ARTWORKS

街中がアートのミュージアムに。見つけるたびに、新しいインスピレーションが広がります。

作品紹介

メイン作品

The Big Flat Now

📍 BONUS TRACK(隣接駐車場)

1999年に日本の携帯電話文化から生まれた絵文字は、いまや言語や国境を越えて流通する世界の共通言語となった。なかでも「笑い泣き」は過去10年にわたり世界で最も使用され、2015年には言葉でないものとして初めてオックスフォード辞典の「今年の言葉」に選ばれた。画面上では数ピクセルに過ぎないこの記号を高さ約8メートルにまで拡大し物質化することで、本作はデジタルと物理、情報と物質、ネット上の感情と身体の交差を問う。会場ではARフィルターを通じて、誰もが自らの顔を「笑い泣き」に変えInstagramへ投稿できる。作品は鑑賞されるだけでなく、ふたたび画面の中へと還流し、流通そのものが作品の一部となる。タイトルは、インターネットがあらゆる距離と境界を平坦化した後の世界を指し示す。

作家紹介

松田正英

現代美術家。東京を拠点に活動。絵文字、ハッシュタグ、認証マークなど、スマートフォンの画面上で流通する記号を、彫刻やインスタレーションとして物質化する。かつてポップ・アートが広告や商品を美術館に持ち込んだように、インターネットとAI以降の共通言語を芸術の主題へと引き上げ、デジタル環境が変えつつある感情、コミュニケーション、認識のあり方を、詩的かつ批評的に問い直す。
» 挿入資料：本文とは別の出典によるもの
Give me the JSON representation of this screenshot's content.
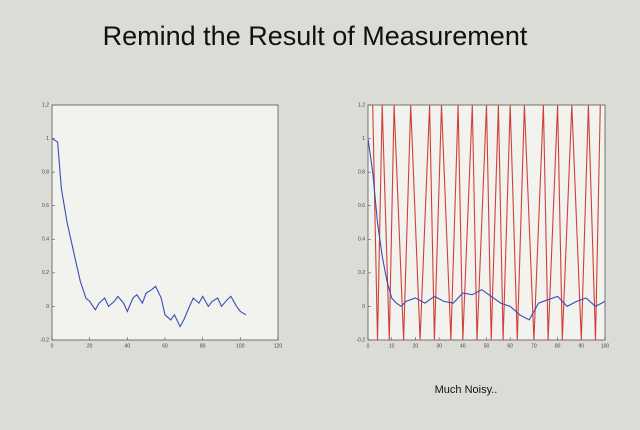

近年の展示に、「Dopamine」Le Cube Garges(フランス)、「The Big Flat Now」Festival City Mall(ドバイ)、「DXP―次のインターフェースへ」金沢21世紀美術館など。主な受賞に、Currents Art Award、Prix Ars Electronicaなど。